- St. James Township, Minnesota Location within the state of Minnesota St. James Township, Minnesota St. James Township, Minnesota (the United States)
- Coordinates: 43°58′40″N 94°40′12″W﻿ / ﻿43.97778°N 94.67000°W
- Country: United States
- State: Minnesota
- County: Watonwan

Area
- • Total: 34.0 sq mi (88.0 km^{2})
- • Land: 33.6 sq mi (87.0 km^{2})
- • Water: 0.39 sq mi (1.0 km^{2})
- Elevation: 1,093 ft (333 m)

Population (2000)
- • Total: 294
- • Density: 8.8/sq mi (3.4/km^{2})
- Time zone: UTC-6 (Central (CST))
- • Summer (DST): UTC-5 (CDT)
- FIPS code: 27-57058
- GNIS feature ID: 0665514

= St. James Township, Watonwan County, Minnesota =

St. James Township is a township in Watonwan County, Minnesota, United States. The population was 294 as of the 2000 census.

St. James Township was organized in 1870, and named after its largest settlement, St. James.

==Geography==
According to the United States Census Bureau, the township has a total area of 34.0 square miles (88.0 km^{2}); 33.6 square miles (87.0 km^{2}) is land and 0.4 square mile (1.0 km^{2}) (1.18%) is water.

==Demographics==
As of the census of 2000, there were 294 people, 111 households, and 88 families residing in the township. The population density was 8.8 people per square mile (3.4/km^{2}).
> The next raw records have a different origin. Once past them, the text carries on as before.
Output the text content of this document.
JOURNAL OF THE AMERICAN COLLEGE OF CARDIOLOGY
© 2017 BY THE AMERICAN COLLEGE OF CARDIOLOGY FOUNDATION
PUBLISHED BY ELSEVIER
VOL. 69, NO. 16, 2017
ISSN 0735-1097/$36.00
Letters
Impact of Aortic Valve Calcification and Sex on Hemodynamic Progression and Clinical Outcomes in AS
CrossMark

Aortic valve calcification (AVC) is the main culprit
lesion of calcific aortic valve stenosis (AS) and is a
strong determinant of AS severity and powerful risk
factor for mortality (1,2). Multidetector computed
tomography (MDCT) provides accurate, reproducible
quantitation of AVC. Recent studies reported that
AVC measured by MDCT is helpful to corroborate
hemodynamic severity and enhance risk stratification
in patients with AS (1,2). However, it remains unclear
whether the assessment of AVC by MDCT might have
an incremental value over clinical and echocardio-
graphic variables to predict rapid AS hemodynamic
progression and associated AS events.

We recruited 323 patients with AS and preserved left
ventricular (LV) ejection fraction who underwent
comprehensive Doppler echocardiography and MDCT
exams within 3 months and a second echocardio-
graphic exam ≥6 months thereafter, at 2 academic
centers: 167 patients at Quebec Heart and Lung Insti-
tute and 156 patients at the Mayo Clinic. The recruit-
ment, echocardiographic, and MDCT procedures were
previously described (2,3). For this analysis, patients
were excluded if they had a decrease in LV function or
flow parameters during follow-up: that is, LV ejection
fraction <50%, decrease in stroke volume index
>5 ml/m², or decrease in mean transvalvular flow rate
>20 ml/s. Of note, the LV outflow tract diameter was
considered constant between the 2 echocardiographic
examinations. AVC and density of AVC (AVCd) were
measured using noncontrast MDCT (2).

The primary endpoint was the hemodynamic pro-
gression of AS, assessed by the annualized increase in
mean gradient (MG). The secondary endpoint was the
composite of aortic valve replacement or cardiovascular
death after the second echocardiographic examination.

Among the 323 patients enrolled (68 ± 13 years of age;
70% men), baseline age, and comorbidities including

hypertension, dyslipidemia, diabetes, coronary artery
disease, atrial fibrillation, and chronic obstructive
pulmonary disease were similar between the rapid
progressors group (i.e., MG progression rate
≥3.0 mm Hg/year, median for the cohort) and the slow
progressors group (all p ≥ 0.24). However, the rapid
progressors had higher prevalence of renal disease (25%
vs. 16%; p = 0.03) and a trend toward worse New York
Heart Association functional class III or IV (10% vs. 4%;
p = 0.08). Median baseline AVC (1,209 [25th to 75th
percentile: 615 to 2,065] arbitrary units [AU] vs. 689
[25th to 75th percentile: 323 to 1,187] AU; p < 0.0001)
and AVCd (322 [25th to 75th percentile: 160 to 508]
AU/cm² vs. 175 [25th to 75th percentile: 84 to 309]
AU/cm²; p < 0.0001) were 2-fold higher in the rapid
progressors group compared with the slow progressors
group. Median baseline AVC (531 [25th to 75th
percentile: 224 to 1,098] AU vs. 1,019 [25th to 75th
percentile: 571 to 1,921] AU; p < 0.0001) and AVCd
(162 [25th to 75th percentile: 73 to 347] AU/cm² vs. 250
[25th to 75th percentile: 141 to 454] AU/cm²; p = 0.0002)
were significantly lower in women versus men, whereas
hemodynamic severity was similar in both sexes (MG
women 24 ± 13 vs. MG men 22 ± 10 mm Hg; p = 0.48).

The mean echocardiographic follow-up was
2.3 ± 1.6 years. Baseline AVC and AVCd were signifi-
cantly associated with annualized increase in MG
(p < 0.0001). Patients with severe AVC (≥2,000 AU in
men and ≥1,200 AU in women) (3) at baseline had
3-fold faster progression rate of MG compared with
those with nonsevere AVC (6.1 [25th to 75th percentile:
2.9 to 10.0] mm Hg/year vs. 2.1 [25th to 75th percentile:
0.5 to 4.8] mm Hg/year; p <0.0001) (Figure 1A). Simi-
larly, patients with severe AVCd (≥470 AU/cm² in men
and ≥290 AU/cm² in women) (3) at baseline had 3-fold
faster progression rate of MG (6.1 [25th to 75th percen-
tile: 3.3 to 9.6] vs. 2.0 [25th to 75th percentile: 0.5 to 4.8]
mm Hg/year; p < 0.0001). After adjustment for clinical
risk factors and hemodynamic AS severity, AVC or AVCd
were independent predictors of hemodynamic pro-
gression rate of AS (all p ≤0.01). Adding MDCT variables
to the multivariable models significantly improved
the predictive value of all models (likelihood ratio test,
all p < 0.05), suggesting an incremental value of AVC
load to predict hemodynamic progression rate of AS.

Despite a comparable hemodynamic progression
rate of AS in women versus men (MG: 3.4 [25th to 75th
There were 123 housing units at an average density of 3.7/sq mi (1.4/km^{2}). The racial makeup of the township was 99.32% White, 0.34% from other races, and 0.34% from two or more races. Hispanic or Latino of any race were 1.36% of the population.

There were 111 households, out of which 34.2% had children under the age of 18 living with them, 73.9% were married couples living together, 2.7% had a female householder with no husband present, and 20.7% were non-families. 20.7% of all households were made up of individuals, and 12.6% had someone living alone who was 65 years of age or older. The average household size was 2.65 and the average family size was 3.02.

In the township the population was spread out, with 28.6% under the age of 18, 4.1% from 18 to 24, 24.5% from 25 to 44, 22.4% from 45 to 64, and 20.4% who were 65 years of age or older. The median age was 40 years. For every 100 females, there were 104.2 males. For every 100 females aged 18 and over, there were 105.9 males.

The median income for a household in the township was $36,806, and the median income for a family was $45,625. Males had a median income of $30,625 versus $20,625 for females. The per capita income for the township was $19,580. About 2.2% of families and 2.1% of the population were below the poverty line, including 4.6% of those under the age of eighteen and none of those aged sixty five or older.